The study revealed higher microbial diversity on Phra Thong Island than Cuddalore. Marine sediments had the highest diversity at both locations. Overwash deposits showed the lowest diversity compared to other sediment types. PCoA analysis demonstrated significant differences in microbial communities between marine sediments and onshore samples (beach, intertidal, backdune, swale). Overwash deposits showed high similarity to overlying and underlying soils. dbRDA showed that storm deposits were significantly different from tsunami deposits and surrounding sediments at both sites. While the differences were more pronounced for storm deposits, the analysis also differentiated tsunami deposits from the surrounding sediments. Differential abundance analysis revealed specific ASVs associated with storm deposits (e.g., families Blastocatellaceae, Holophagae, and Chitinophagaceae) at both locations. Tsunami deposits showed less distinct unique ASVs, suggesting more complex interactions with surrounding materials.

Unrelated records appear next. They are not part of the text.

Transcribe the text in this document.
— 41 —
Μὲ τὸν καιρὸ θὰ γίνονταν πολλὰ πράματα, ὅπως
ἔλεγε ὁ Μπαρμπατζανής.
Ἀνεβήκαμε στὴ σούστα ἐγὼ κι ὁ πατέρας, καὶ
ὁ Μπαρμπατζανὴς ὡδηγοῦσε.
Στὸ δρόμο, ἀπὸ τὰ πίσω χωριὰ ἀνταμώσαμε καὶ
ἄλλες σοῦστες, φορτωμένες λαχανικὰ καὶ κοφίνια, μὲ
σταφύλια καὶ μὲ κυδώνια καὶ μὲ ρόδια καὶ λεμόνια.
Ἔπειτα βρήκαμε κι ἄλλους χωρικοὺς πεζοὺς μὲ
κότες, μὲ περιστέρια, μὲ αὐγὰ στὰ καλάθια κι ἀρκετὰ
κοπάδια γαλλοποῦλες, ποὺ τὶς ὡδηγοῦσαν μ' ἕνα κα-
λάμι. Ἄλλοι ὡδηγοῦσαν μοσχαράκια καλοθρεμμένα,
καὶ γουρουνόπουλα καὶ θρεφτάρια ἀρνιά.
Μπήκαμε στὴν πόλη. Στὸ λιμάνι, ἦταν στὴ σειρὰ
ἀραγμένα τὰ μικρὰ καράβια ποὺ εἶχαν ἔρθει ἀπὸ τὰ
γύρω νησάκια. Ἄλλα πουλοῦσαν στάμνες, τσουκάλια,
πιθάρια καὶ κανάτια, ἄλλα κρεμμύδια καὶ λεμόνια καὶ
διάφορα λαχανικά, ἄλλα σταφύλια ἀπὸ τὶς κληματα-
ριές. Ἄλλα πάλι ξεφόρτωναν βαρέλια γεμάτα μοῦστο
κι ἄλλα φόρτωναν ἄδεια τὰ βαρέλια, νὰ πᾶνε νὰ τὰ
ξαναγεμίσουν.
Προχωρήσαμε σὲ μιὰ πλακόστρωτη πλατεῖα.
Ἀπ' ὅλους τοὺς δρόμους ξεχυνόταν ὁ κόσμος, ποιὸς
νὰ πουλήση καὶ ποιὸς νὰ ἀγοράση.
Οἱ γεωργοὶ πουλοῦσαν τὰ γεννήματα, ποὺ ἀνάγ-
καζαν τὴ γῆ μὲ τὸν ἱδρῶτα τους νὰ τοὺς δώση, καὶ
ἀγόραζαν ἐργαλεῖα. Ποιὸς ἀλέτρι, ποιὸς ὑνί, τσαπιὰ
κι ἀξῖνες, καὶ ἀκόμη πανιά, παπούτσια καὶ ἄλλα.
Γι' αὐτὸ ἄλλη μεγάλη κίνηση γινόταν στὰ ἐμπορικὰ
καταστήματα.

The findings confirm that microbial community composition differs between tsunami and storm deposits, even within the same geographic location. This difference reflects distinct depositional mechanisms and the varying sources of sediments transported. The success of the method in identifying relatively minor storm deposits indicates its potential for historical coastal hazard studies. The subtle differences in tsunami deposits compared to storm deposits and surrounding sediments may be due to mixing of underlying sediments during deposition and backflow. The study suggests that, despite the ubiquity of many microbial taxa, specific ASVs can differentiate between tsunami and storm events. Although some ASVs might indicate storm events, more research is needed to confirm the presence of global signatures for distinguishing different overwash events. The eukaryotic community analysis did not show as strong a signal of distinction, possibly due to limitations in primer design and sequencing length.

This study provides compelling evidence that metabarcoding of eDNA can effectively discriminate between tsunami and storm deposits. This method offers a powerful tool for improving coastal hazard assessments and understanding past events. Future research should focus on extending this method to older deposits, exploring the environmental factors shaping microbial community differences, and searching for robust global microbial signatures for different overwash events.

The study focused on modern tsunami and storm deposits, limiting the ability to generalize findings to older events. The analysis of eukaryotic communities was less conclusive, requiring improvements in methodologies. Further research is needed to investigate the factors driving the observed microbial community differences between tsunami and storm deposits. The specific ASVs identified as differentiating markers require validation across a wider range of sites and events to establish their general applicability.